One Response to “Ces originaux qui rendent les campagnes présidentielles moins « fades »” Subscribe

  1. romain 10 avril 2012 at 16 h 15 min #

    Le sujet est très intéressant mais je ne suis pas d’accord sur les exemples cités. Il y a en effet en France une diversité de candidatures mais je pense qu’il faut différencier les candidats « originaux » des candidats de formation politique marginale. tous deux trouvent dans l’élection présidentielle une tribune exceptionnelle mais n’ont pas les mêmes motivation ni les même raisons d’exister. Cheminade est en effet un candidat original : on ne sait ni d’ou il vient, ni ou il va. Par contre Schivardi en 2007 et Gluckstein en 2002 ne sont pas des candidats originaux en cela qu’ils sont les chefs de file du Parti des Travailleurs ‘un parti trotskyste d’une mouvance dit « lambertiste » maintenant implanté en France depuis les années 80 et la candidature de Pierre Boussel Lambert en 1988. Leur mouvance est peut être marginal mais ils ont un programme précis et représentent une branche idéologique. Idem pour Taubira qui n’est en rien une candidature « originale ». Je ne suis pas d’accord non plus pour placer Nihous et St Josse parmi les « originaux » puisque là on a à faire à un genre de candidature particulière qui est une candidature de lobby de la ruralité. Un lobby qui utilise la politique pour se faire entendre sur un sujet précis comme le fut René Dumont, le premier candidat écolo en 1974 !

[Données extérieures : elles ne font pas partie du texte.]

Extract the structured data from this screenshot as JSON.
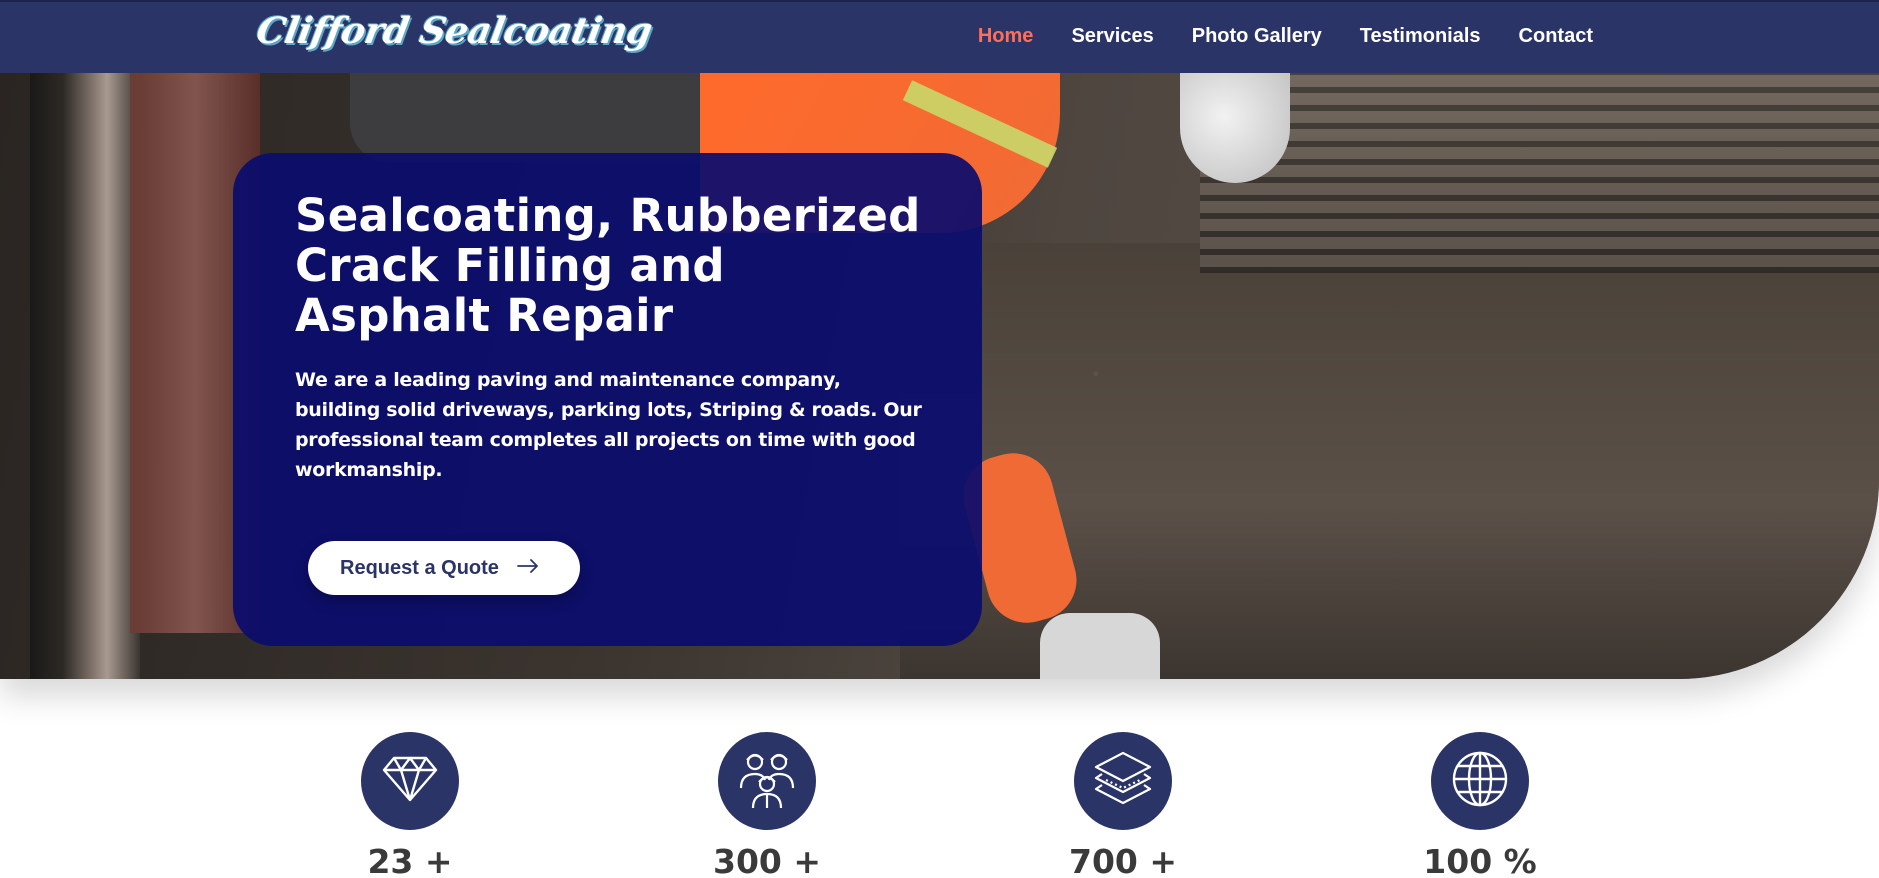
{
  "brand": {
    "logo": "Clifford Sealcoating"
  },
  "nav": {
    "items": [
      {
        "label": "Home",
        "active": true
      },
      {
        "label": "Services",
        "active": false
      },
      {
        "label": "Photo Gallery",
        "active": false
      },
      {
        "label": "Testimonials",
        "active": false
      },
      {
        "label": "Contact",
        "active": false
      }
    ]
  },
  "hero": {
    "title": "Sealcoating, Rubberized Crack Filling and Asphalt Repair",
    "text": "We are a leading paving and maintenance company, building solid driveways, parking lots, Striping & roads. Our professional team completes all projects on time with good workmanship.",
    "cta_label": "Request a Quote",
    "cta_icon": "arrow-right-icon"
  },
  "stats": [
    {
      "icon": "diamond-icon",
      "value": "23 +"
    },
    {
      "icon": "team-icon",
      "value": "300 +"
    },
    {
      "icon": "layers-icon",
      "value": "700 +"
    },
    {
      "icon": "globe-icon",
      "value": "100 %"
    }
  ],
  "colors": {
    "nav_bg": "#2b3467",
    "active_link": "#ff6f56",
    "hero_card": "#0a0c6e",
    "stat_circle": "#2b3467"
  }
}
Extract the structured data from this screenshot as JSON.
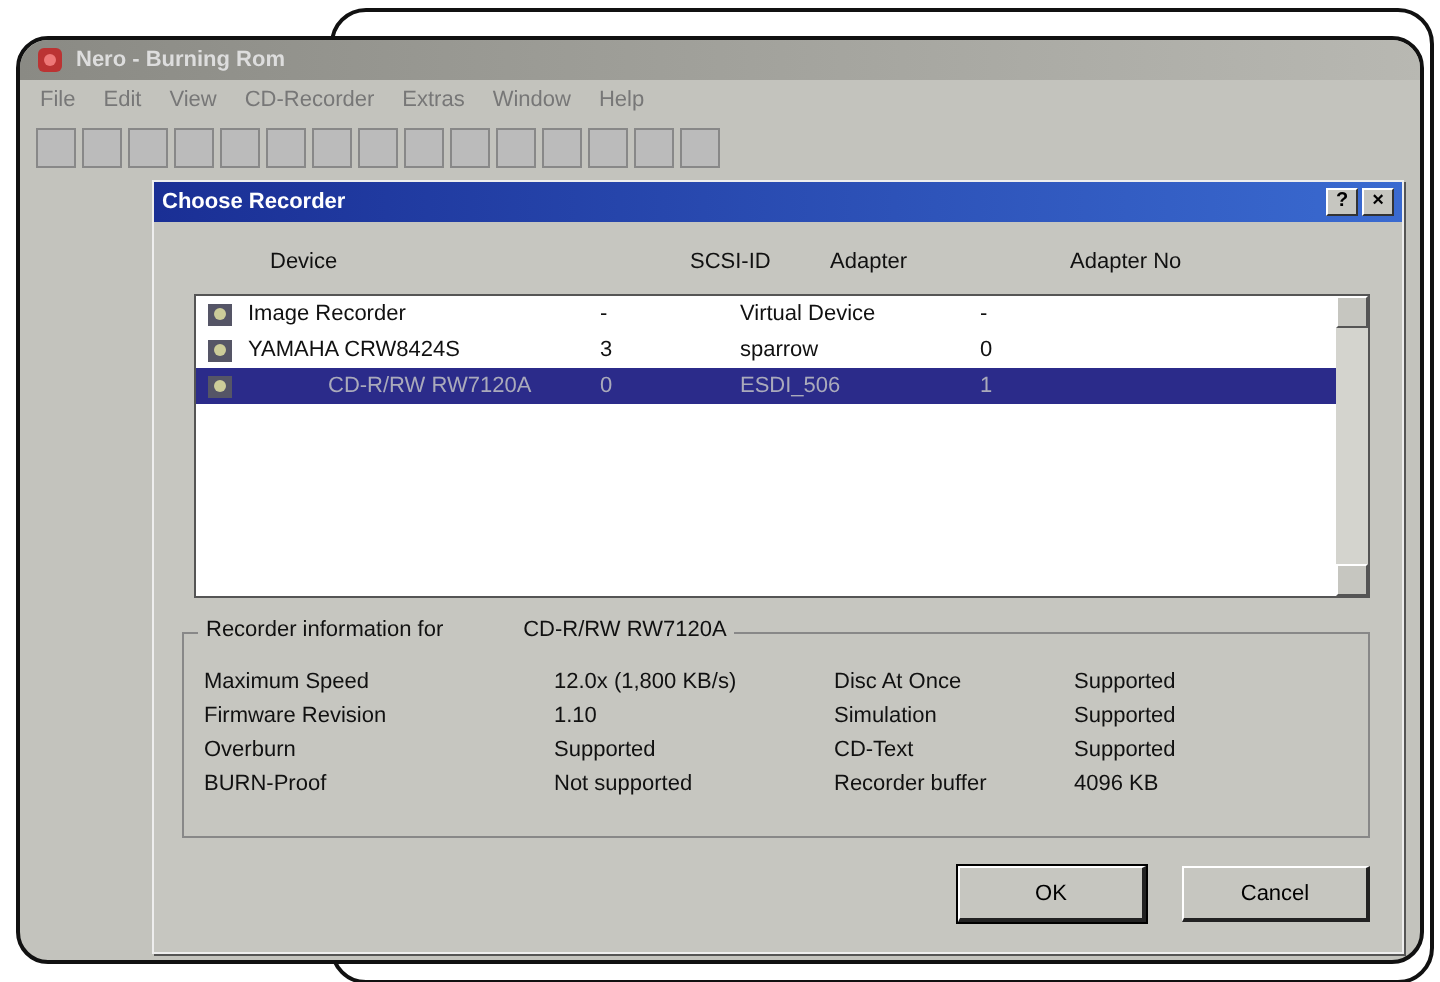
{
  "app_window": {
    "title": "Nero - Burning Rom",
    "menu": [
      "File",
      "Edit",
      "View",
      "CD-Recorder",
      "Extras",
      "Window",
      "Help"
    ]
  },
  "dialog": {
    "title": "Choose Recorder",
    "title_buttons": [
      "?",
      "×"
    ],
    "columns": [
      "Device",
      "SCSI-ID",
      "Adapter",
      "Adapter No"
    ],
    "rows": [
      {
        "device": "Image Recorder",
        "scsi_id": "-",
        "adapter": "Virtual Device",
        "adapter_no": "-",
        "selected": false
      },
      {
        "device": "YAMAHA  CRW8424S",
        "scsi_id": "3",
        "adapter": "sparrow",
        "adapter_no": "0",
        "selected": false
      },
      {
        "device": "CD-R/RW RW7120A",
        "scsi_id": "0",
        "adapter": "ESDI_506",
        "adapter_no": "1",
        "selected": true
      }
    ],
    "info": {
      "label": "Recorder information for",
      "device": "CD-R/RW RW7120A",
      "rows": [
        [
          "Maximum Speed",
          "12.0x (1,800 KB/s)",
          "Disc At Once",
          "Supported"
        ],
        [
          "Firmware Revision",
          "1.10",
          "Simulation",
          "Supported"
        ],
        [
          "Overburn",
          "Supported",
          "CD-Text",
          "Supported"
        ],
        [
          "BURN-Proof",
          "Not supported",
          "Recorder buffer",
          "4096 KB"
        ]
      ]
    },
    "buttons": [
      "OK",
      "Cancel"
    ]
  }
}
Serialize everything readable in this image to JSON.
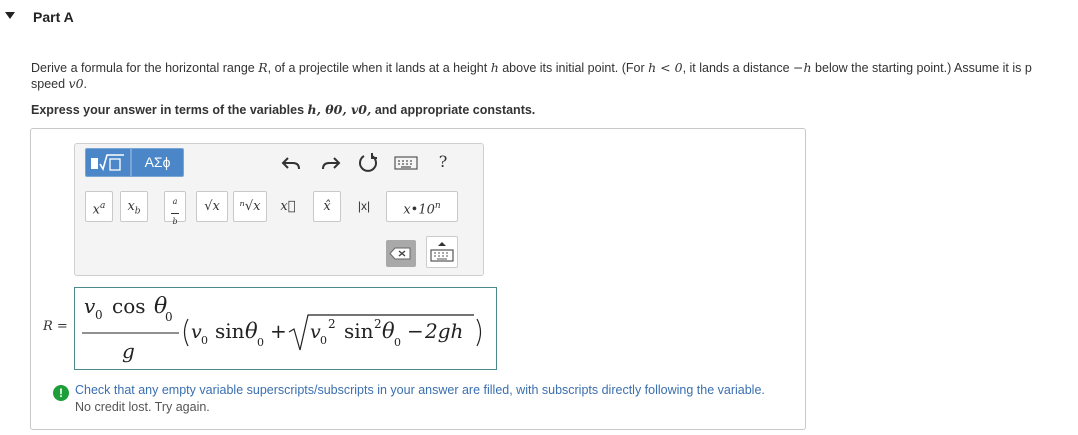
{
  "part": {
    "title": "Part A"
  },
  "question": {
    "line1_a": "Derive a formula for the horizontal range ",
    "var_R": "R",
    "line1_b": ", of a projectile when it lands at a height ",
    "var_h": "h",
    "line1_c": " above its initial point. (For ",
    "cond": "h < 0",
    "line1_d": ", it lands a distance ",
    "neg_h": "−h",
    "line1_e": " below the starting point.) Assume it is p",
    "line2_a": "speed ",
    "var_v0": "v0",
    "line2_b": "."
  },
  "instruction": {
    "a": "Express your answer in terms of the variables ",
    "vars": "h, θ0, v0,",
    "b": " and appropriate constants."
  },
  "toolbar": {
    "templates_icon": "template-sqrt-icon",
    "greek_label": "ΑΣϕ",
    "undo_icon": "undo-icon",
    "redo_icon": "redo-icon",
    "reset_icon": "reset-icon",
    "keyboard_icon": "keyboard-icon",
    "help_label": "?",
    "buttons": {
      "superscript": "x^a",
      "subscript": "x_b",
      "fraction": "a/b",
      "sqrt": "√x",
      "nthroot": "ⁿ√x",
      "vector": "x⃗",
      "unitvector": "x̂",
      "abs": "|x|",
      "scinot_a": "x•10",
      "scinot_b": "n"
    }
  },
  "answer": {
    "label": "R =",
    "numerator_v": "v",
    "sub0": "0",
    "cos": "cos",
    "theta": "θ",
    "denominator": "g",
    "sin": "sin",
    "plus": "+",
    "sq": "2",
    "minus": "−",
    "twogh": "2gh"
  },
  "feedback": {
    "icon": "!",
    "main": "Check that any empty variable superscripts/subscripts in your answer are filled, with subscripts directly following the variable.",
    "sub": "No credit lost. Try again."
  }
}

    C’est dommage car avec ces mauvais exemple tu passes à côté des vrais candidatures originales, nombreuses en France : Marcel Barbu (premier candidat original qui a été la cause de la règle des 300 signatures), Pierre Marcilacy, Guy Héraud en 1974, Louis Ducatel en 1969 ou encore Coluche en 1981 (qui avait les signature et s’est retiré début avril).